Mike Nesmith generally sticks to thrashy, chugging chords on most songs and his interpretations of more capable guitarist's licks are seriously almost punk-like in fashion. (We'll get to the most punk member of The Monkees shortly.) Micky Dolenz's singing- legitimately underrated in the pantheon of Rock Singers- is a bit muted here for the very logical reason that he's also playing drums at the same time, simplistic and bass-snare-bass-snare as possible. Tork is the real glue on all of these tracks, wisely sticking to organ on a few numbers more to cover complicated riffs than for any lack of chops with the bass- and is clearly enjoying himself the most if his frantic and charmingly off-key backup singing is any clue.
But what really strikes you is the real highlight of the album for this writer... Davy Jones's amazingly fucked up bass playing. And I mean that in the best way. It's most evident on the live take of "I'm A Believer" (linked at the top of this article) and was so ridiculously flabbergasting that I wondered why they had Davy playing at all rather than just handling percussion. (Jones didn't play bass that much at all but is on this particular track.)

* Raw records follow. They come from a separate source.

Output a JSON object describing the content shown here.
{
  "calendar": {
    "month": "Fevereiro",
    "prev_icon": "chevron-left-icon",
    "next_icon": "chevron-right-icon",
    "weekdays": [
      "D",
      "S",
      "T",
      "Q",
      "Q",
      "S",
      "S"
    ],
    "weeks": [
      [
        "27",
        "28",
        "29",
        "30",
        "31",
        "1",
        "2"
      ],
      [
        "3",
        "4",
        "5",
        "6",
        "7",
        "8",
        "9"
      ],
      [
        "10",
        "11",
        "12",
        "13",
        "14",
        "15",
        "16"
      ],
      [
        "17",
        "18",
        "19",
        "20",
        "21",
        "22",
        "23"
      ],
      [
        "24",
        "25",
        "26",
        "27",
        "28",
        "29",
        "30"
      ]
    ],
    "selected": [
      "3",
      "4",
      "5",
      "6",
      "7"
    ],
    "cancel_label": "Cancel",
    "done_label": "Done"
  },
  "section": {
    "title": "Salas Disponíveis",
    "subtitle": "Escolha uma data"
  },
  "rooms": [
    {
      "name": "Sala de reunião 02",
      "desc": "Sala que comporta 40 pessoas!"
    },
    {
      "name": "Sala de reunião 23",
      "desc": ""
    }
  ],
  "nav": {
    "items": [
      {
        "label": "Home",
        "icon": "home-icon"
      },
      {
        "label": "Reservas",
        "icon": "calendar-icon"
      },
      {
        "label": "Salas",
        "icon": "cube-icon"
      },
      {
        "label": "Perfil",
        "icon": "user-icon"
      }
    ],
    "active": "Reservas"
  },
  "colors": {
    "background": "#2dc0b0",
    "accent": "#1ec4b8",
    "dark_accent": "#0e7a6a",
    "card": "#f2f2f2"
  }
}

I went to listen to it again with headphones and it's so amazingly bad but genuine and soulful that it ends up being endearing and bad ass all at once. Jones started chugging along with the beginning of the song with all the earnestness of a beginning student (you can almost feel him in concentration, remembering the frets he had practiced), the rigid playing evident, the open note trailing off and hinting at the relative inexperience on an instrument. As the title of this article states, it's Davy Jones doing punk bass a decade before Sid Vicious did. It's friggin' great.
So, for Monkees purists, the Pre-Fab Four do a capable and entertaining job pumping out the hits on Live 1967 and it's definitely worth a reevaluation by fans and critics alike. (For the record, while all four Monkees play on most every Headquarters track, it's producer Chip Douglas, formerly of The Turtles, on bass duties on much of the songs. Live 1967 allows for only The Monkees in a live setting, with only themselves to lean on.) Highlights include Dolenz's "Randy Scouse Git" and a fantastic and long version of "(I'm Not Your) Steppin' Stone" with what only feels like a garage-level attempt to imbue the song with some Hendix-esque undertones. Tork throws himself into it at the end, his voice cracking, with all the earnestness of someone playing in The MC5. If you're looking for a pleasing and mildly interesting listening experience some afternoon, seek this out. It's Rock N' Roll and not one naysayer can tell me otherwise.